The end of August marks the return of farmers to their fields to prepare for harvest and the return of lawmakers to Washington to complete a long list of unfinished business.
It also marks an increase in the number of agriculture lobbyists plowing the halls of Congress, spreading tales of woe they hope will produce more federal spending for their clients. In reality the truly aggrieved party is taxpayers who are increasingly forced to subsidize uneconomically sustainable businesses.
A shining example of federal tax dollars underwriting an unsustainable business can be found in eastern Arkansas. This land is rice country. The issue is that rice farming, at least the way it’s been done in eastern Arkansas, isn’t sustainable. That’s not ideology, it’s geology (and economics). Rice is a water-intensive crop dependent upon irrigation. For over a century farmers choosing to grow rice in Arkansas have pumped water from the underground aquifer faster than nature can replenish it.
Seeing the writing on the wall, a handful of agricultural special interests convinced Congress in 1996 to authorize their favored solution to continue their excessive use of water, the Grand Prairie Area Demonstration project. The plan: Use the Army Corps of Engineers, a federal agency experienced in designing projects to promote commercial navigation, flood control, and environmental restoration, to build a massive agricultural irrigation project. With a current price tag of $551 million, a massive pumping station, reservoirs, and nearly 650 miles of canals and pipelines built with public dollars will transport formerly public “excess water” from the White River to some 800 private farms. After 20 years of wrangling, and surviving on congressional earmarks and appropriations slush-y funds, it’s about half built. Now the project’s proponents say the choice is for farmers to tap the region’s drinking water or the government to finish building this boondoggle.
But that’s not the only choice. We, like many Arkansan rice farmers, opposed this project since it was first floated because there are less-costly and less damaging alternatives. On-farm storage of surface water, a.k.a. building ponds, allows a farmer to save rainwater, of which there is plenty in Arkansas, for later use. Tailwater recovery systems, which recycle water back into fields, and improvements in irrigation canals reduce the loss of irrigation water. There’s also the option to grow crops that use less water than rice. But the common theme to these alternatives is that individual farmers would have to change. Oh, and they’d have to pay. The point of the Grand Prairie project is to ignore economics and physics so farmers can keep doing what they’ve been doing. And to have taxpayers pay for it.
The Grand Prairie project is just the tip of the iceberg when it comes to federal tax dollars being employed to bailout certain rice farmers from having to adjust to the physical and economic realities of agriculture. Rice producers benefit from federally subsidized crop insurance—$1.7 billion in coverage in 2016—though they complain it doesn’t pay them enough. The government has another program where payments are mailed to farmers if rice prices fall below a pre-set price. More than $940 million in payments have gone out in the last two years. There are also public research dollars, trade promotion programs, and numerous loan programs. The rice sector is so flooded with public dollars the research arm of Congress just reported that since the 2014 farm bill was passed, at $238.47 per-acre, government subsidies make up 27 percent of rice’s value per-acre value. That makes rice the second-most subsidized crop in the U.S. on a per-acre value.

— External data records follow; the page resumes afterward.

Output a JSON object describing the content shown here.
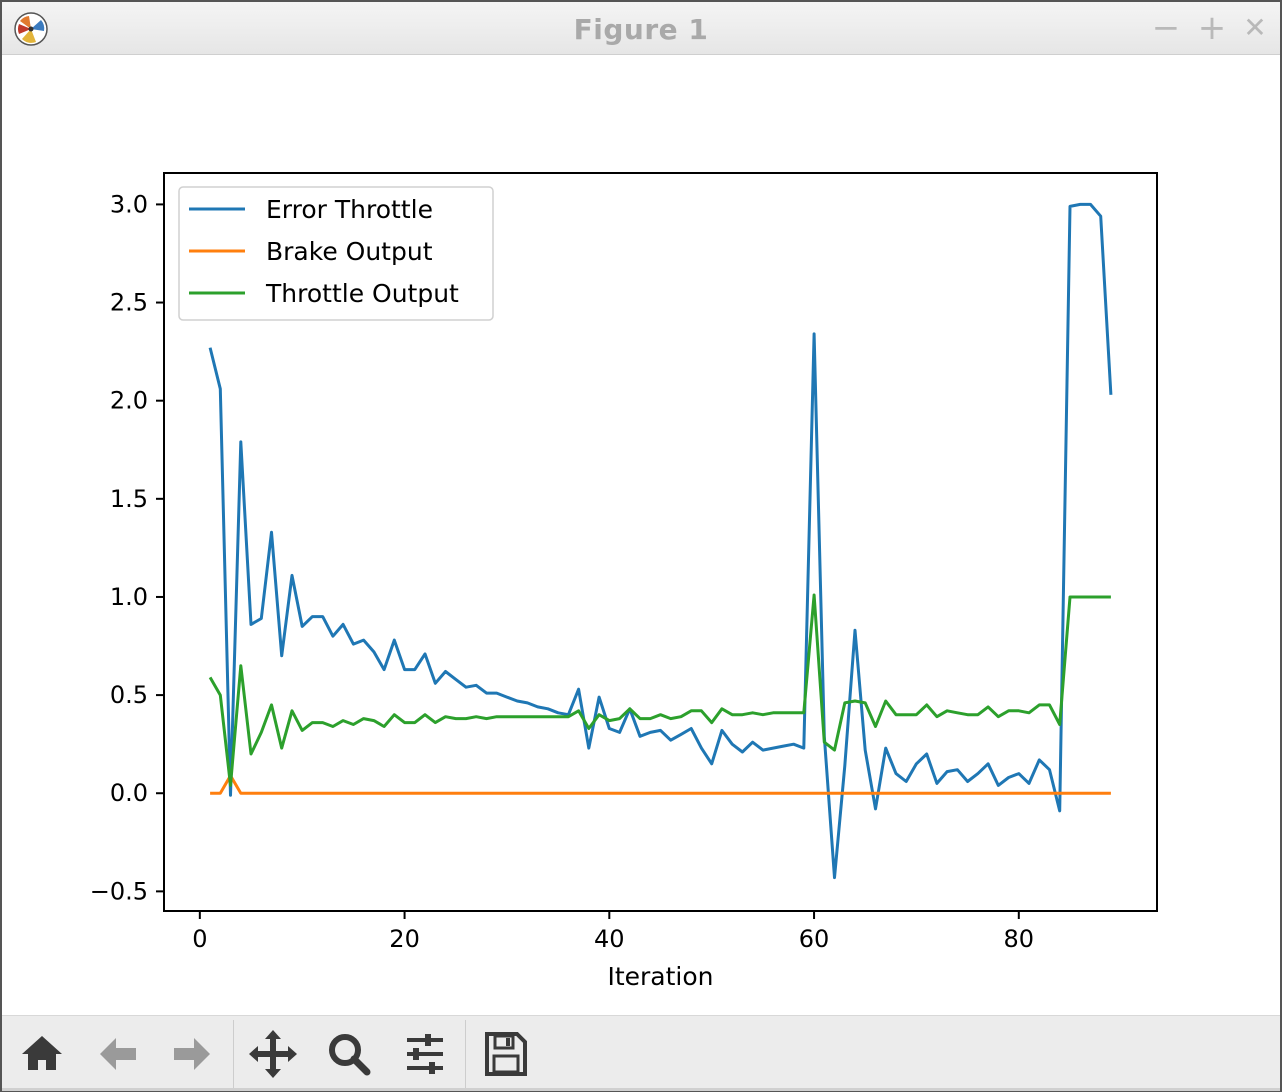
{
  "window": {
    "title": "Figure 1",
    "minimize_label": "−",
    "maximize_label": "+",
    "close_label": "✕",
    "app_icon": "matplotlib-icon"
  },
  "toolbar": {
    "buttons": [
      {
        "name": "home",
        "icon": "home-icon"
      },
      {
        "name": "back",
        "icon": "arrow-left-icon"
      },
      {
        "name": "forward",
        "icon": "arrow-right-icon"
      },
      {
        "name": "pan",
        "icon": "move-arrows-icon"
      },
      {
        "name": "zoom",
        "icon": "magnifier-icon"
      },
      {
        "name": "configure-subplots",
        "icon": "sliders-icon"
      },
      {
        "name": "save",
        "icon": "floppy-disk-icon"
      }
    ]
  },
  "chart_data": {
    "type": "line",
    "title": "",
    "xlabel": "Iteration",
    "ylabel": "",
    "xlim": [
      -3.5,
      93.5
    ],
    "ylim": [
      -0.6,
      3.16
    ],
    "xticks": [
      0,
      20,
      40,
      60,
      80
    ],
    "xtick_labels": [
      "0",
      "20",
      "40",
      "60",
      "80"
    ],
    "yticks": [
      -0.5,
      0.0,
      0.5,
      1.0,
      1.5,
      2.0,
      2.5,
      3.0
    ],
    "ytick_labels": [
      "−0.5",
      "0.0",
      "0.5",
      "1.0",
      "1.5",
      "2.0",
      "2.5",
      "3.0"
    ],
    "grid": false,
    "legend": "upper-left",
    "x": [
      1,
      2,
      3,
      4,
      5,
      6,
      7,
      8,
      9,
      10,
      11,
      12,
      13,
      14,
      15,
      16,
      17,
      18,
      19,
      20,
      21,
      22,
      23,
      24,
      25,
      26,
      27,
      28,
      29,
      30,
      31,
      32,
      33,
      34,
      35,
      36,
      37,
      38,
      39,
      40,
      41,
      42,
      43,
      44,
      45,
      46,
      47,
      48,
      49,
      50,
      51,
      52,
      53,
      54,
      55,
      56,
      57,
      58,
      59,
      60,
      61,
      62,
      63,
      64,
      65,
      66,
      67,
      68,
      69,
      70,
      71,
      72,
      73,
      74,
      75,
      76,
      77,
      78,
      79,
      80,
      81,
      82,
      83,
      84,
      85,
      86,
      87,
      88,
      89
    ],
    "series": [
      {
        "name": "Error Throttle",
        "color": "#1f77b4",
        "values": [
          2.27,
          2.06,
          -0.01,
          1.79,
          0.86,
          0.89,
          1.33,
          0.7,
          1.11,
          0.85,
          0.9,
          0.9,
          0.8,
          0.86,
          0.76,
          0.78,
          0.72,
          0.63,
          0.78,
          0.63,
          0.63,
          0.71,
          0.56,
          0.62,
          0.58,
          0.54,
          0.55,
          0.51,
          0.51,
          0.49,
          0.47,
          0.46,
          0.44,
          0.43,
          0.41,
          0.4,
          0.53,
          0.23,
          0.49,
          0.33,
          0.31,
          0.43,
          0.29,
          0.31,
          0.32,
          0.27,
          0.3,
          0.33,
          0.23,
          0.15,
          0.32,
          0.25,
          0.21,
          0.26,
          0.22,
          0.23,
          0.24,
          0.25,
          0.23,
          2.34,
          0.29,
          -0.43,
          0.14,
          0.83,
          0.22,
          -0.08,
          0.23,
          0.1,
          0.06,
          0.15,
          0.2,
          0.05,
          0.11,
          0.12,
          0.06,
          0.1,
          0.15,
          0.04,
          0.08,
          0.1,
          0.05,
          0.17,
          0.12,
          -0.09,
          2.99,
          3.0,
          3.0,
          2.94,
          2.03
        ]
      },
      {
        "name": "Brake Output",
        "color": "#ff7f0e",
        "values": [
          0,
          0,
          0.09,
          0,
          0,
          0,
          0,
          0,
          0,
          0,
          0,
          0,
          0,
          0,
          0,
          0,
          0,
          0,
          0,
          0,
          0,
          0,
          0,
          0,
          0,
          0,
          0,
          0,
          0,
          0,
          0,
          0,
          0,
          0,
          0,
          0,
          0,
          0,
          0,
          0,
          0,
          0,
          0,
          0,
          0,
          0,
          0,
          0,
          0,
          0,
          0,
          0,
          0,
          0,
          0,
          0,
          0,
          0,
          0,
          0,
          0,
          0,
          0,
          0,
          0,
          0,
          0,
          0,
          0,
          0,
          0,
          0,
          0,
          0,
          0,
          0,
          0,
          0,
          0,
          0,
          0,
          0,
          0,
          0,
          0,
          0,
          0,
          0,
          0
        ]
      },
      {
        "name": "Throttle Output",
        "color": "#2ca02c",
        "values": [
          0.59,
          0.5,
          0.04,
          0.65,
          0.2,
          0.31,
          0.45,
          0.23,
          0.42,
          0.32,
          0.36,
          0.36,
          0.34,
          0.37,
          0.35,
          0.38,
          0.37,
          0.34,
          0.4,
          0.36,
          0.36,
          0.4,
          0.36,
          0.39,
          0.38,
          0.38,
          0.39,
          0.38,
          0.39,
          0.39,
          0.39,
          0.39,
          0.39,
          0.39,
          0.39,
          0.39,
          0.42,
          0.33,
          0.4,
          0.37,
          0.38,
          0.43,
          0.38,
          0.38,
          0.4,
          0.38,
          0.39,
          0.42,
          0.42,
          0.36,
          0.43,
          0.4,
          0.4,
          0.41,
          0.4,
          0.41,
          0.41,
          0.41,
          0.41,
          1.01,
          0.26,
          0.22,
          0.46,
          0.47,
          0.46,
          0.34,
          0.47,
          0.4,
          0.4,
          0.4,
          0.45,
          0.39,
          0.42,
          0.41,
          0.4,
          0.4,
          0.44,
          0.39,
          0.42,
          0.42,
          0.41,
          0.45,
          0.45,
          0.35,
          1.0,
          1.0,
          1.0,
          1.0,
          1.0
        ]
      }
    ]
  }
}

Get used to it, because similar self-serving schemes are likely to be attempted many times over as special interests are scrambling to rewrite federal agriculture policy before the current farm bill expires in 2018. Cotton growers are upset they don’t have the same government price guarantees as rice. Dairy interests are bitter their “Margin Protection Program” hasn’t produced bigger margins. The Farm Bureau has a seven-page bulleted laundry list of demands.
For all these groups the basic argument boils down to “give us more federal money so we don’t have to adjust.”
It doesn’t have to be this way. Taxpayers can afford to create a cost-effective, transparent safety net for agricultural producers that is responsive to current needs and conditions, and in which all parties are held accountable for producing results benefitting the public interest. What we can’t afford is to increase federal deficits building a web of federal programs to give every agricultural commodity a self-licking (r)ice cream cone.